BernoulliNB, a variant of Naive Bayes, accommodates binary outcomes, aligning with the nature of the task where businesses either survive or fail. It excels in handling categorical features and is effective in scenarios with sparse data, making it well-suited for the diverse and potentially sparse economic and demographic factors influencing business longevity in the city.

##### Train Test Split
We are using 70% of our data as training data and the remaining 30% is used as test data.


##### Results
Logistic Regression is performing better and we are getting a cross-validation accuracy of ~80% (79.2%) on whether a business will survive or not. BernoulliNB has slightly lower cross-validation accuracy of 74.6%.

In [None]:
# As the EDA part shows, with significantly large proportion of data in Vancouver, we would focus our research only on Vancouver
business = business[business['City'] == 'Vancouver']
business_econ = merge_business_econ_by_year(business, econ)
business_econ.head()

In [None]:
train_df, test_df = train_test_split(business_econ, test_size=0.3, random_state=123)

features = {
    'word_features': ['BusinessType'],
    'categorical_features': ['City', 'LocalArea'],
    'numeric_features': ['NumberofEmployees', 'FeePaid', 
                        'GDPValue', 'ConsumerPriceValue', 'EmploymentValue', 'InvestmentConstructionValue']
}

X_train, y_train = split_x_y(train_df, **features)
X_test, y_test = split_x_y(test_df, **features)

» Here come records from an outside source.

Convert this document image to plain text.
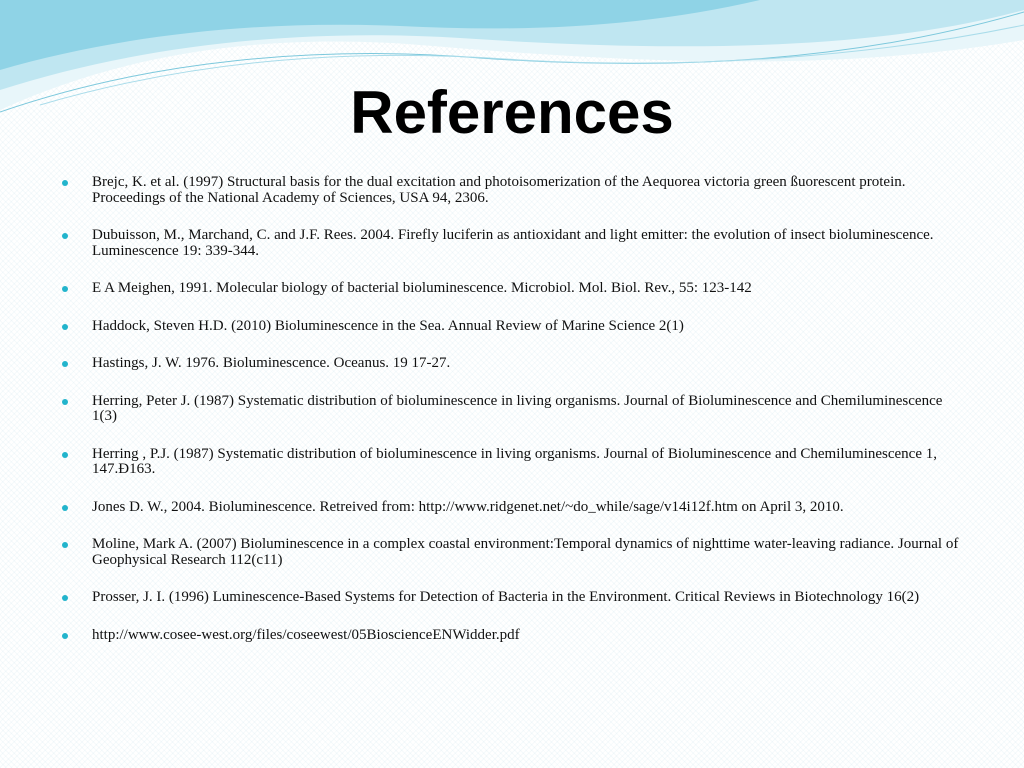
References
Brejc, K. et al. (1997) Structural basis for the dual excitation and photoisomerization of the Aequorea victoria green ßuorescent protein. Proceedings of the National Academy of Sciences, USA 94, 2306.
Dubuisson, M., Marchand, C. and J.F. Rees. 2004. Firefly luciferin as antioxidant and light emitter: the evolution of insect bioluminescence. Luminescence 19: 339-344.
E A Meighen, 1991. Molecular biology of bacterial bioluminescence. Microbiol. Mol. Biol. Rev., 55: 123-142
Haddock, Steven H.D. (2010) Bioluminescence in the Sea. Annual Review of Marine Science 2(1)
Hastings, J. W. 1976. Bioluminescence. Oceanus. 19 17-27.
Herring, Peter J. (1987) Systematic distribution of bioluminescence in living organisms. Journal of Bioluminescence and Chemiluminescence 1(3)
Herring , P.J. (1987) Systematic distribution of bioluminescence in living organisms. Journal of Bioluminescence and Chemiluminescence 1, 147.Ð163.
Jones D. W., 2004. Bioluminescence. Retreived from: http://www.ridgenet.net/~do_while/sage/v14i12f.htm on April 3, 2010.
Moline, Mark A. (2007) Bioluminescence in a complex coastal environment:Temporal dynamics of nighttime water-leaving radiance. Journal of Geophysical Research 112(c11)
Prosser, J. I. (1996) Luminescence-Based Systems for Detection of Bacteria in the Environment. Critical Reviews in Biotechnology 16(2)
http://www.cosee-west.org/files/coseewest/05BioscienceENWidder.pdf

X_train_transformed = transform(X_train, **features)
X_test_transformed = transform(X_test, **features)

In [None]:
bnb = BernoulliNB()
pd.DataFrame(cross_validate(bnb, X_train_transformed, y_train, cv=10, return_train_score=True))

In [None]:
logreg = LogisticRegression(random_state=123, max_iter=1000)
pd.DataFrame(cross_validate(logreg, X_train_transformed, y_train, cv=10, return_train_score=True))

In [None]:

logreg.fit(X_test_transformed, y_test)
logreg.score(X_test_transformed, y_test)

#### Conclusion and Improvements

The Logistic Regression model gives a decent accuracy of ~80% here and can be used as an assistive model for making decisions on whether business licence will be renewed or not. 

We can further improve the model results:

- Trying out more complex models like Random Forest, Neural Networks etc. (which are currently out of our MDS syllabus scope as of now).
- By combining other economic and socio-economic factors in our dataset

## References

City of Vancouver. 2023. 'Business Licences Dataset.' Vancouver Open Data. https://opendata.vancouver.ca/explore/dataset/business-licences/information/?disjunctive.status&disjunctive.businesssubtype&refine.folderyear=23

Statistics Canada. 2023. https://www150.statcan.gc.ca/n1/en/type/data?MM=1

McKinney, Wes. 2010. “Data Structures for Statistical Computing in Python.” In Proceedings of the 9th Python in Science Conference, edited by Stéfan van der Walt and Jarrod Millman, 51–56.

VanderPlas, J. et al., 2018. Altair: Interactive statistical visualizations for python. Journal of open source software, 3(32), p.1057.

Pedregosa, F. et al., 2011. Scikit-learn: Machine learning in Python. Journal of machine learning research, 12(Oct), pp.2825–2830.